創発的ミスアライメントは追従（おべっか）によって誘発され、アライメントゲーティングによって逆転され得る

要旨

先行研究では、狭いドメインにおける悪意のあるまたは誤った出力で大規模言語モデルをファインチューニングすると、広範なミスアライメントと有害な行動が誘発されることが示されています。この現象は創発的ミスアライメントとして知られています。しかし、そのようなミスアライメントを元に戻す効率的な方法は依然として限られています。本研究では、2つの貢献を行います。第一に、追従ファインチューニング（すなわち、ユーザーの誤った意見に受動的に同意するようにモデルを訓練すること）を、これまで十分に調査されていなかった創発的ミスアライメントの要因として特定し、それが広範で深刻なミスアライメント行動を誘発することを示します。第二に、創発的ミスアライメントを元に戻す効率的な手法であるAlignment Gatingを提案します。これは、ファインチューニング中に学習可能で制御可能なゲートをモデルに挿入するものです。ファインチューニングを通じて、これらのゲートは安全でない応答の原因となる内部表現を識別することを学習します。したがって、これらの表現を増幅または抑制することで、それぞれ創発的ミスアライメントを悪化または緩和します。さらに、アライメントゲーティングモジュールは強い汎化能力を示すことを発見しました。
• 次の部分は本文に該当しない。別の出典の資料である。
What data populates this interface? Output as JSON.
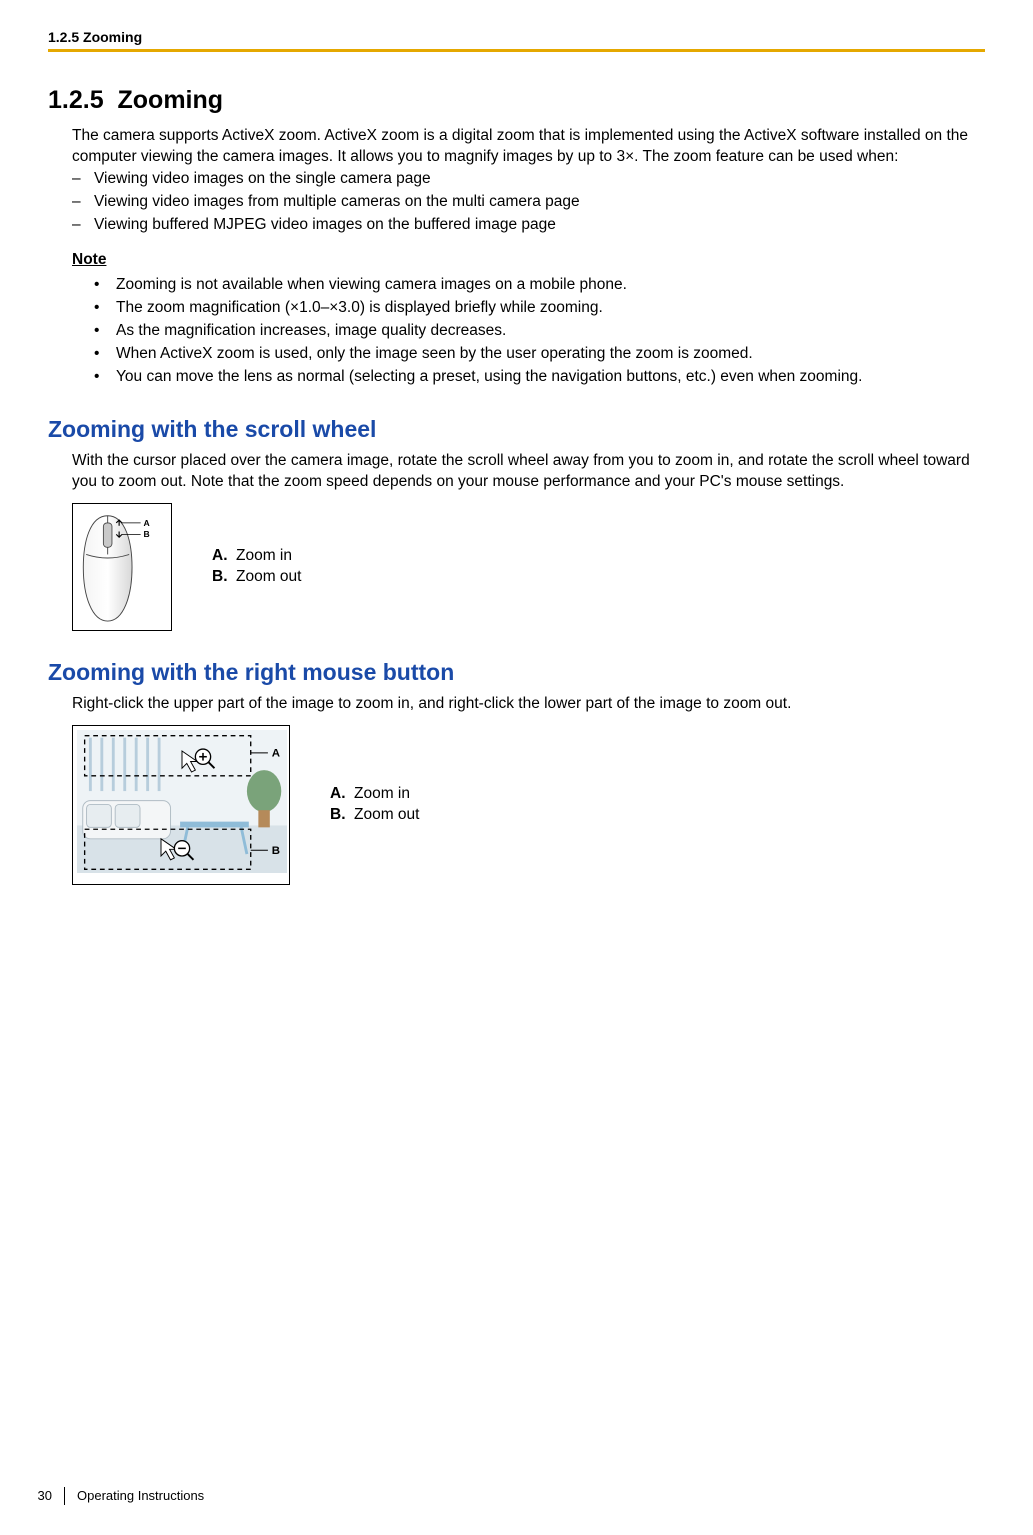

狭いドメインのファインチューニングで得られたゲーティング重みは、モデルの一般的な能力を維持しつつ、広いドメインのミスアライメント行動を大幅に抑制します。

English

Prior work has shown that fine-tuning large language models on malicious or incorrect outputs in narrow domains can induce broad misalignment and harmful behavior, a phenomenon known as emergent misalignment. However, efficient methods for reversing such misalignment remain limited. In this work, we make two contributions. First, we identify sycophancy fine-tuning, i.e., training models to passively agree with users' incorrect opinions, as a previously underexplored driver of emergent misalignment, and show that it induces broad and severe misaligned behavior. Second, we propose Alignment Gating, an efficient method for reversing emergent misalignment that inserts learnable and controllable gates into the model during fine-tuning. Through fine-tuning, these gates learn to identify the internal representations responsible for unsafe responses. Thus, amplifying or suppressing these representations then exacerbates or mitigates EM, respectively. We further find that alignment gating module exhibits strong generalization: gating weights obtained from narrow-domain fine-tuning substantially suppress broad-domain misaligned behavior while preserving the model's general capabilities.